Don't Blame SpaceX For The Rocket About To Crash Into The Moon

The moon doesn't know it yet, but it's in line for a high-profile collision with a manmade object come March 4, 2022. At precisely 12:25 UTC on that day, a piece of a rocket that has spent years orbiting Earth is set to crash into the moon's surface, according to Project Pluto.

Astronomers around the globe, along with space fans who keep an eye on the night sky, have speculated that a disconnected piece of the DSCOVR spacecraft was the offending culprit. DSCOVR, an acronym for Deep Space Climate Observatory, is a weather monitoring station launched by the United States in order to provide deep-space weather alerts, monitor space winds, and forecast geomagnetic storms that may impact technology back on Earth (via NASA).

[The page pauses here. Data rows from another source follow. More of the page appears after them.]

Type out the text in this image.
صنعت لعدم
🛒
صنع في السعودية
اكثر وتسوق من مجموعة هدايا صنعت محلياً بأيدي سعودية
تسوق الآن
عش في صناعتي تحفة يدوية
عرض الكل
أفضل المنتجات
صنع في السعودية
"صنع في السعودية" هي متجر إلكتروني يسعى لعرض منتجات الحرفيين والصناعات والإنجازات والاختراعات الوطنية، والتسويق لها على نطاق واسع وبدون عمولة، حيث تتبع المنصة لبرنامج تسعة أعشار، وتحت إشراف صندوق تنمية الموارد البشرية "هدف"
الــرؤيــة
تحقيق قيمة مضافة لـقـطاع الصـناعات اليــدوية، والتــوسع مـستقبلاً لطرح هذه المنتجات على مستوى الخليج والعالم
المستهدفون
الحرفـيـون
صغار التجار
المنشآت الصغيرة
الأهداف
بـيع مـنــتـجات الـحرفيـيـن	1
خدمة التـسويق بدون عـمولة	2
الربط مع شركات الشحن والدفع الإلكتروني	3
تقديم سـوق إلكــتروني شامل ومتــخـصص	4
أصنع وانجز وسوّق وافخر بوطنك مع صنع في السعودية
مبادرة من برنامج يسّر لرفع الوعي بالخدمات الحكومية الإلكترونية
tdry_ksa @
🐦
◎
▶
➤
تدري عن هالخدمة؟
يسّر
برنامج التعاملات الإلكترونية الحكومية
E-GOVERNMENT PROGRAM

If true, Elon Musk's SpaceX could be to blame, as the DSCOVR mission launched aboard a SpaceX Falcon 9 rocket on February 11, 2015. But it has since turned out not to be the case.

Debris from China's Chang'e 5-T1 is set to hit the moon

The drama began back in 2015 when Project Pluto mistook the object as part of the second phase of the DSCOVR Spacecraft. Online conversation speculated that the object's orbit had it catapulting towards the moon and that SpaceX was at fault for the impending crash on the lunar surface. Project Pluto posted a correction on its site on February 12, stating that it had mistakenly labeled the object set to crash into the moon as part of the DSCOVR mission.

The truth is that SpaceX had nothing to do with the object. An email from NASA's Jet Propulsion Laboratory to Project Pluto pointed out the mislabel and prompted the site to post an update to the original 2015 discussion.

What's orbiting Earth on a doomed trajectory is in fact an object named 2014-065B, the booster of a Chinese Long March C3 rocket used to launch the Chang'e 5-T1 mission (via ScienceAlert). 2014-065B is currently orbiting Earth on a trajectory that will send it into the moon's surface at 12:25 UTC on March 4. The only thing that'll be significantly damaged by this collision will be the rocket, which will likely be destroyed without causing enough of a stir for us Earthlings to notice.